Jude picked up the bag. ‘Do you mind if I have a look at them?’

‘Be my guest.’

She shuffled out a handful of paintings. They were watercolours that had been done on ordinary copy paper which had curled a bit as they dried. But though the medium was a subtle one, there was little restraint in the images depicted. The predominant colours were dark, deep bruise blues, slate greys interrupted by splashes of arterial blood red. So violent were the brush strokes that at first Jude thought she was looking at abstracts. But closer scrutiny revealed that the paintings were representational.

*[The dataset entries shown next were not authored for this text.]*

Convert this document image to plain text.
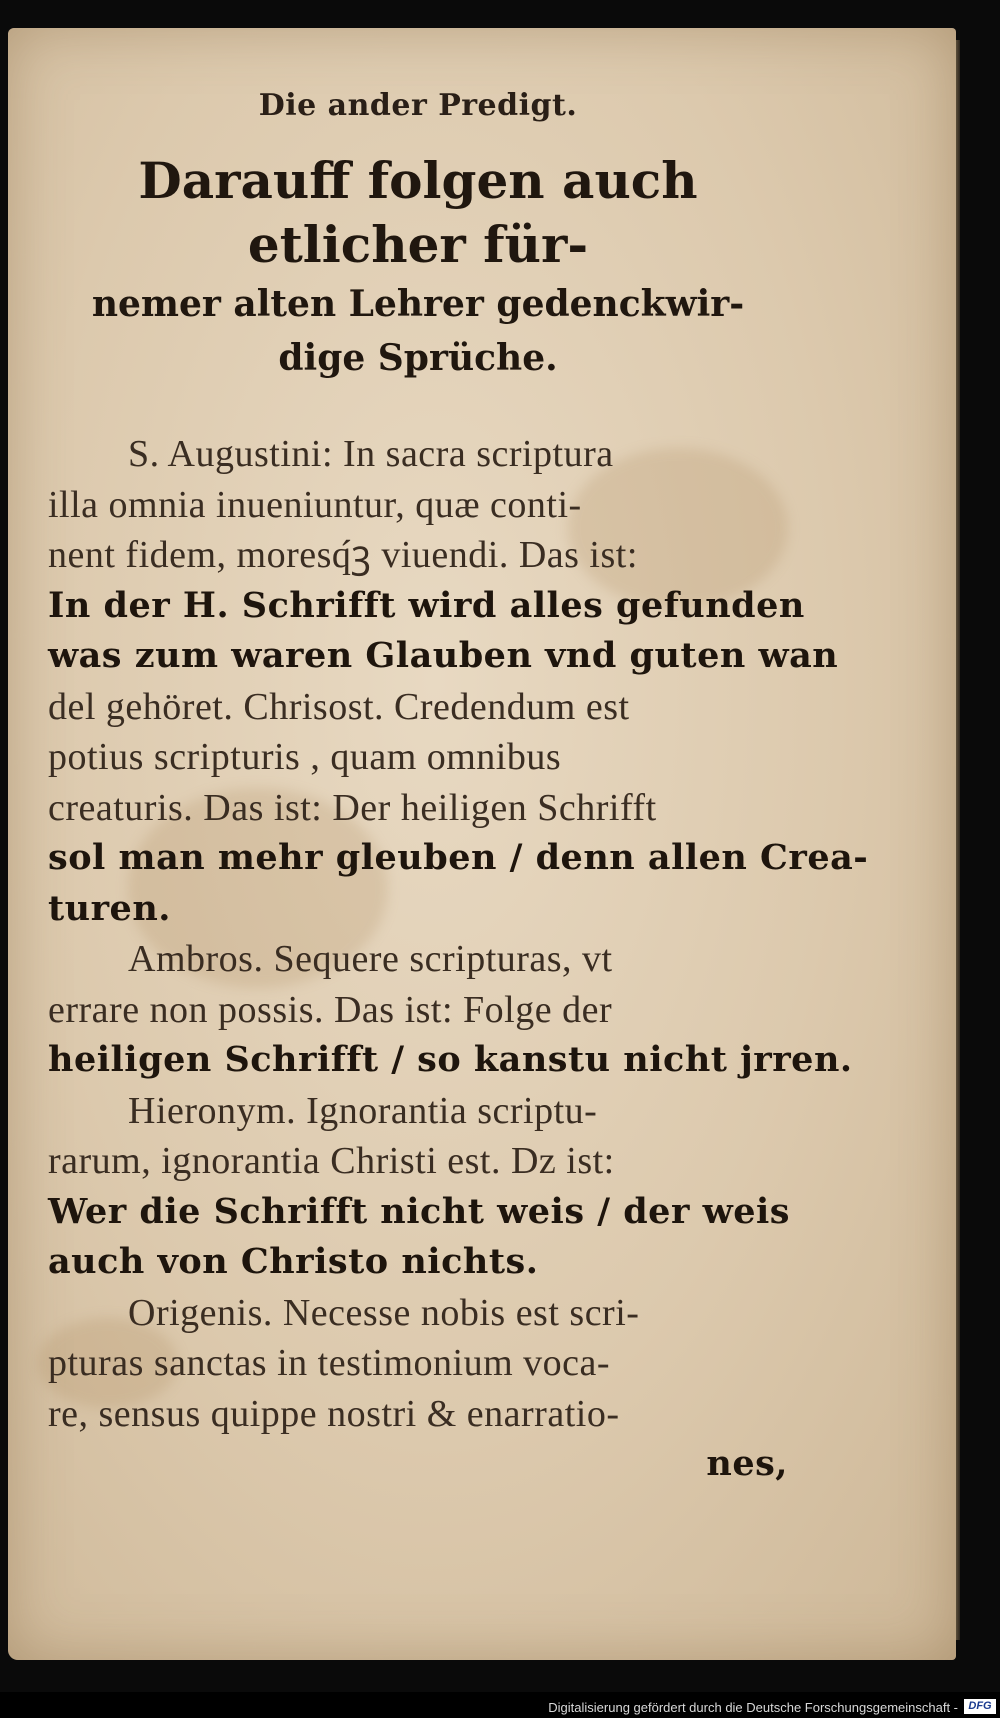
Die ander Predigt.
Darauff folgen auch etlicher für-
nemer alten Lehrer gedenckwir-
dige Sprüche.
S. Augustini: In sacra scriptura
illa omnia inueniuntur, quæ conti-
nent fidem, moresq́ꝫ viuendi. Das ist:
In der H. Schrifft wird alles gefunden
was zum waren Glauben vnd guten wan
del gehöret. Chrisost. Credendum est
potius scripturis , quam omnibus
creaturis. Das ist: Der heiligen Schrifft
sol man mehr gleuben / denn allen Crea-
turen.
Ambros. Sequere scripturas, vt
errare non possis. Das ist: Folge der
heiligen Schrifft / so kanstu nicht jrren.
Hieronym. Ignorantia scriptu-
rarum, ignorantia Christi est. Dz ist:
Wer die Schrifft nicht weis / der weis
auch von Christo nichts.
Origenis. Necesse nobis est scri-
pturas sanctas in testimonium voca-
re, sensus quippe nostri & enarratio-
nes,
Digitalisierung gefördert durch die Deutsche Forschungsgemeinschaft - DFG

Each picture showed the body of a woman, young, shapely, but twisted with pain. Their features were contorted as they struggled against restraints of chain and leather, the red gashes of their mouths screamed in silent agony. But a defiance in their posture and expressions diluted their bleakness. There was suffering there, but also a sense of indomitability. Tormented as they were, Fennel Whittaker’s women would not give up anything without a fight.

‘And these are recent works?’

‘Yes. All done since our last session.’

A week then. ‘You’ve been busy.’

A shrug from the massage couch. ‘When I’ve got ideas I work quickly.’ But the way she spoke was at odds with her words. She sounded apathetic, drained, only a husk of her personality remaining after the threshing storm of creativity that had swept through her body.

‘Well, they’re very good,’ said Jude. ‘A lot of pain there.’

‘Yes,’ Fennel agreed listlessly.

‘Don’t you get a charge from knowing that you’re doing good work?’

‘I do while I’m actually painting. I look at it and it feels right. Every brush stroke is exactly where it should be. I feel in control. Then I look at it a couple of days later and . . .’ She ran out of words.

‘And what?’

‘And I think it’s derivative crap. I can see the style I’m imitating and I’m just deeply aware of all the other artists who have done it better over the centuries, and all the artists who’re even doing it better now.’

‘Have you always had that kind of reaction against your work?’